Here is what I came up with (showing an excerpt of Shakespeare’s Hamlet):

When the user types in the text box at the bottom, the shorthand equivalent is computed and drawn in the top region. It doesn’t handle punctuation (or any nonalphanumeric symbols which are simply stripped out).

The project is available on SVN, or checked out with this command:

svn checkout http://bai-projects.googlecode.com/svn/trunk/gregg gregg

Afterthoughts

Admittedly, my program is more of a proof of concept, and is far from perfect. Rather, it’s actually quite crude.
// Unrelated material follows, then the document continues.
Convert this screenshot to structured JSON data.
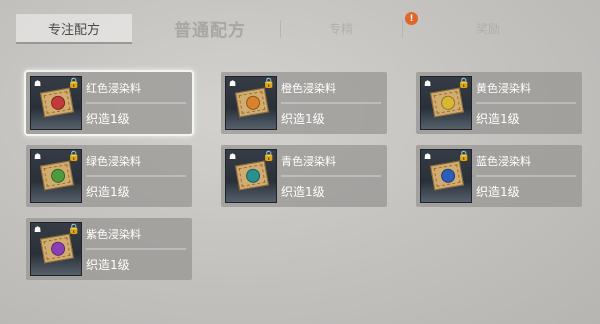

Most words are botched and simply look wrong. In actual Gregg, letters are placed differently based on context: the th may be drawn under or over depending on what characters precede it for example. Vowels are connected in ways that are really tricky to handle in a program. My program simply draws the letters exactly the same no matter where they appear.

For instance, here’s the word cake as rendered by my program:

Indeed, the word cake is transcribed as k-a-k, which is exactly what’s generated by the program. Compare this with the correct version (as printed in the Gregg dictionary) which (correctly) puts the a (circle) under the ks:

There are cases where the a is drawn over, under, to the left, to the right, curved downwards, curved upwards, ad infinitum. In order to generate more correct Gregg, we would have to implement very elaborate and complicated sets of rules to handle the many rules of standard Gregg shorthand.